Every year since the first year has seen the amount Grimes has borrowed increase significantly. She is now able to borrow up to $1 million because of how her business has grown and her record of paying back.

She has been able to grow her products base as well as attract more customers to her business and she said that she is at a point where she is very comfortable.

“Without IPED it wouldn’t have developed as it did because when you borrow a loan and you get the money it’s a lump sum and you’re able to invest more to get more profit and it was very important to how it has grown. I would encourage more people to explore the option but everyone’s not like me because it can get difficult and you have to be very responsible because you have a loan that you have to pay back as well as properly managing your business,” Grimes explained.

Grimes said she believes IPED can help a lot of small businesses if they are ready to properly manage their small- or medium-scale business and make profit-making a priority,

“IPED helped me big time and can help a lot of small businesses but at the end of the day it’s all about managing. Just like if your husband brings home his month’s salary and you have to manage it. If you can’t manage that, then you can’t manage a business,” Grimes said, while noting that often there are people who try to live beyond their means when their business starts developing, which ends up hampering their progress.

Grimes, who noted her elation at being recognised by IPED, said she also tries to assist other small businesses in her area by selling them products at the prices she would have bought them at so they would be able to resell them for a profit.

“I would love to see many other young people taking the same path at me because it’s a good opportunity but you can only carry the horse to the well, you can’t make them drink the water,” she noted.

Grimes was among those named as best clients for 2017 by IPED in a range of categories.
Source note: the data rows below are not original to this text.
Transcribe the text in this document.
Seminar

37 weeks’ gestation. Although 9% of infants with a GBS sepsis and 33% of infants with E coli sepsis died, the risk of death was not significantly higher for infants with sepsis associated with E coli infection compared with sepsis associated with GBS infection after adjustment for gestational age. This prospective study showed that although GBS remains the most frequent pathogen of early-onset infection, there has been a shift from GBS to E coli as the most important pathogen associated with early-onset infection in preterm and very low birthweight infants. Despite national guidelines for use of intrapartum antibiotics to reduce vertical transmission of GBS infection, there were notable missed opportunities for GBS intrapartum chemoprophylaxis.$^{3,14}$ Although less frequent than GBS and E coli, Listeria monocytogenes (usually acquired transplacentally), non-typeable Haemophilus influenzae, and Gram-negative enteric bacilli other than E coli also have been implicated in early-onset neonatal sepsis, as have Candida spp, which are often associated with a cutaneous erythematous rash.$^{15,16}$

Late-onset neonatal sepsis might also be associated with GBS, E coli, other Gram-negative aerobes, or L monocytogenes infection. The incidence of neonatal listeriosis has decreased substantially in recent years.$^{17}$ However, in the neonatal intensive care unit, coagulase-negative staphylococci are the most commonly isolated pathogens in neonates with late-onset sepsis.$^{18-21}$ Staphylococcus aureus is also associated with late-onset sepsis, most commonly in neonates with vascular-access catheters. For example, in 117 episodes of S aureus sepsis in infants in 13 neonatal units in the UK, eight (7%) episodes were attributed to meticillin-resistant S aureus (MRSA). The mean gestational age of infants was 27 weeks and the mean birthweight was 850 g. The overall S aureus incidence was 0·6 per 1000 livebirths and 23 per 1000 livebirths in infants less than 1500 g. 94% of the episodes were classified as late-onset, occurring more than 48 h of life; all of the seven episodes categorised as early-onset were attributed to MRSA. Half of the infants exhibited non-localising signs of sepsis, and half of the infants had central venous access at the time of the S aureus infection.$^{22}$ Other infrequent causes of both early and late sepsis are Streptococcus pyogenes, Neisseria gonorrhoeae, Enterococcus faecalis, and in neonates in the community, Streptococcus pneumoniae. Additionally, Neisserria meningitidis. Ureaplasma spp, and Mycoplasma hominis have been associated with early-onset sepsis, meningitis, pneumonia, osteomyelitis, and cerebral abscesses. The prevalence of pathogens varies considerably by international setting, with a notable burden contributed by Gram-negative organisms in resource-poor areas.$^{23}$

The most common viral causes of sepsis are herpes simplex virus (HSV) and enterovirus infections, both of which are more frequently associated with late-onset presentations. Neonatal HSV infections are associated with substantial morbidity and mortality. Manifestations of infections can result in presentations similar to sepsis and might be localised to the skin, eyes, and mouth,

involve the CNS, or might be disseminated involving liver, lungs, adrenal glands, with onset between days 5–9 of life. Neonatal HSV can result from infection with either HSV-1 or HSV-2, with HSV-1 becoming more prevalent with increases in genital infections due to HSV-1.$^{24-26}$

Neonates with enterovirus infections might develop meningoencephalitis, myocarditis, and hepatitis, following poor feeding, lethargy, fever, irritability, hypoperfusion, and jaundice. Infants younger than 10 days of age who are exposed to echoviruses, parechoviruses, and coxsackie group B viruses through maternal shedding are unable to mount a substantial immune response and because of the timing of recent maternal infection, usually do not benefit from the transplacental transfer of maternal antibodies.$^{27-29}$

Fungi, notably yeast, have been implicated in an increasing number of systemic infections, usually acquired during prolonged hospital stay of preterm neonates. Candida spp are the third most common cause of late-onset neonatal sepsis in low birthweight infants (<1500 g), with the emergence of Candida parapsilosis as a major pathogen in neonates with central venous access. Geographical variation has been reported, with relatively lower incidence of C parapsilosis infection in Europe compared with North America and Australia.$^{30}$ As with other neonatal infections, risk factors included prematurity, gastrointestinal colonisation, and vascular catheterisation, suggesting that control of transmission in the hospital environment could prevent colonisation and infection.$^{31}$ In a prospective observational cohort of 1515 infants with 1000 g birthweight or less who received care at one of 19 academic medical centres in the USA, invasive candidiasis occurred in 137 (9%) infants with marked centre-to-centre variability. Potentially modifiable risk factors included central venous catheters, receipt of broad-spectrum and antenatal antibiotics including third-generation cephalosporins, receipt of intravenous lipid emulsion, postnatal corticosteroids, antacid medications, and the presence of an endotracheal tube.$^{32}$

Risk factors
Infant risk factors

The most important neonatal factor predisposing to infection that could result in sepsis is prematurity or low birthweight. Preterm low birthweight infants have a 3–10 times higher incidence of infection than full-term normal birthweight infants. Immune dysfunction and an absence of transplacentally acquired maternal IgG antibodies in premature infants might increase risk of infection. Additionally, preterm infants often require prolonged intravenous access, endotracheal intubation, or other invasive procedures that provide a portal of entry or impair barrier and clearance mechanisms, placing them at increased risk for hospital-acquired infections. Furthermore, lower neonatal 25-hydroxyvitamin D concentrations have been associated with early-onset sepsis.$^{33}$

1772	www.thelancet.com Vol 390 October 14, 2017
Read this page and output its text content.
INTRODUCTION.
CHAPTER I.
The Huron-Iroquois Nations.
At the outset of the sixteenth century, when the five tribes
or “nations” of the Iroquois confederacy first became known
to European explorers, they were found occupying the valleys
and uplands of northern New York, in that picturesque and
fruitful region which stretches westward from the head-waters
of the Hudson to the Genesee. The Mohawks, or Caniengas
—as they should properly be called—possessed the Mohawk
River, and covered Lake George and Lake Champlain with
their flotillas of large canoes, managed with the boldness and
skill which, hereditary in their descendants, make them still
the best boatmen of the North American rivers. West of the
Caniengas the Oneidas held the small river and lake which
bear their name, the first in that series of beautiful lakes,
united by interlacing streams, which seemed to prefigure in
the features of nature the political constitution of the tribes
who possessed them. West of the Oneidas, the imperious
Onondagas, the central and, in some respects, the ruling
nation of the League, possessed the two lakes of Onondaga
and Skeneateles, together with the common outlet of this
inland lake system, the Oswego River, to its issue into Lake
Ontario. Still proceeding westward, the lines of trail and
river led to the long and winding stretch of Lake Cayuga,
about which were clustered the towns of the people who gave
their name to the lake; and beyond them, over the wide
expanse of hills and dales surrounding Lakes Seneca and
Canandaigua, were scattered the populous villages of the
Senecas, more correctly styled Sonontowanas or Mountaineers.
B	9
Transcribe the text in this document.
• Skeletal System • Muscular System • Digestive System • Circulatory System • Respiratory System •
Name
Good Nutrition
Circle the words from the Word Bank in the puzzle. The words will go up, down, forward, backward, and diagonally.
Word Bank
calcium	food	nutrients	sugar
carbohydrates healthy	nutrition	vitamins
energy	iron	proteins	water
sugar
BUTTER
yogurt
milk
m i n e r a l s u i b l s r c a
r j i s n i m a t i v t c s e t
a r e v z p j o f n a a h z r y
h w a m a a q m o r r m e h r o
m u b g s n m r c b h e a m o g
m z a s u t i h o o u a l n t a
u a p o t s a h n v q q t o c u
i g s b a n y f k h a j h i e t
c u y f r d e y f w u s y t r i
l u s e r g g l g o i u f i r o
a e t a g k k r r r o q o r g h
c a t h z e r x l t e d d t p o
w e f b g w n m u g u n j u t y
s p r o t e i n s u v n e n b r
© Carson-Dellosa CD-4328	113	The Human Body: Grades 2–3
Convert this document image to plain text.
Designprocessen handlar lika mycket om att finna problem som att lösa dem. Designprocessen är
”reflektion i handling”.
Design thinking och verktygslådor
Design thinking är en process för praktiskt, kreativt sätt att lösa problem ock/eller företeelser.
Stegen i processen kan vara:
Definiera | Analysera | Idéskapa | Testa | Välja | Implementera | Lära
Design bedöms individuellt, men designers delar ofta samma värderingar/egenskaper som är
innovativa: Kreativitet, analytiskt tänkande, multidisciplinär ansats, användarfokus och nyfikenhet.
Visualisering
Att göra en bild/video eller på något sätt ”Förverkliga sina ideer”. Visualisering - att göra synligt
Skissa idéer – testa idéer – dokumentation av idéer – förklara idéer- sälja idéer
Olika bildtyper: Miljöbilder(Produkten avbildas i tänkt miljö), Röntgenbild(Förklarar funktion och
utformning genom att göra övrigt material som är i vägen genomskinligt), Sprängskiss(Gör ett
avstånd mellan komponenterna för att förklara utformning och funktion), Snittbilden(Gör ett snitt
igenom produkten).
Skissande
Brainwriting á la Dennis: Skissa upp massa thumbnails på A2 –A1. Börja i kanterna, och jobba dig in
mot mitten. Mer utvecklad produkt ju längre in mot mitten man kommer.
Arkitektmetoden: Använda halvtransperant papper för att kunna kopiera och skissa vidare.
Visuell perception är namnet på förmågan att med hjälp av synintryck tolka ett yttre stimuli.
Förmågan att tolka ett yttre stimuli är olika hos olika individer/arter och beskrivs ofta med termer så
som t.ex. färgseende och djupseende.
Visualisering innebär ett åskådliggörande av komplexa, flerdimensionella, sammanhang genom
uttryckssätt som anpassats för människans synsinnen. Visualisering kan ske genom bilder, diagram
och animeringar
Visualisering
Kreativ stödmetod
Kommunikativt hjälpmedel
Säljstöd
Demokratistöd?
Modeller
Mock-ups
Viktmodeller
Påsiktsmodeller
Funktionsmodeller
The others were Faizul Zayum, who operates a Furniture Manufacturing business in Charity, Essequibo Coast (Micro Enterprise Project); Neville Copping, who has a poultry rearing business in Corriverton, Berbice (Small Enterprise Project); Dharamdeo Lall, who operates an offshore fishing business in Jib, Essequibo Coast (Medium Enterprise Project); Mahendrakumar Bhisham, who grows rice in Corentyne, Berbice (Agricultural Project); and Mahendra Persaud, who has a furniture manufacturing business in Zeelugt North, East Bank Essequibo (Manufacturing Project).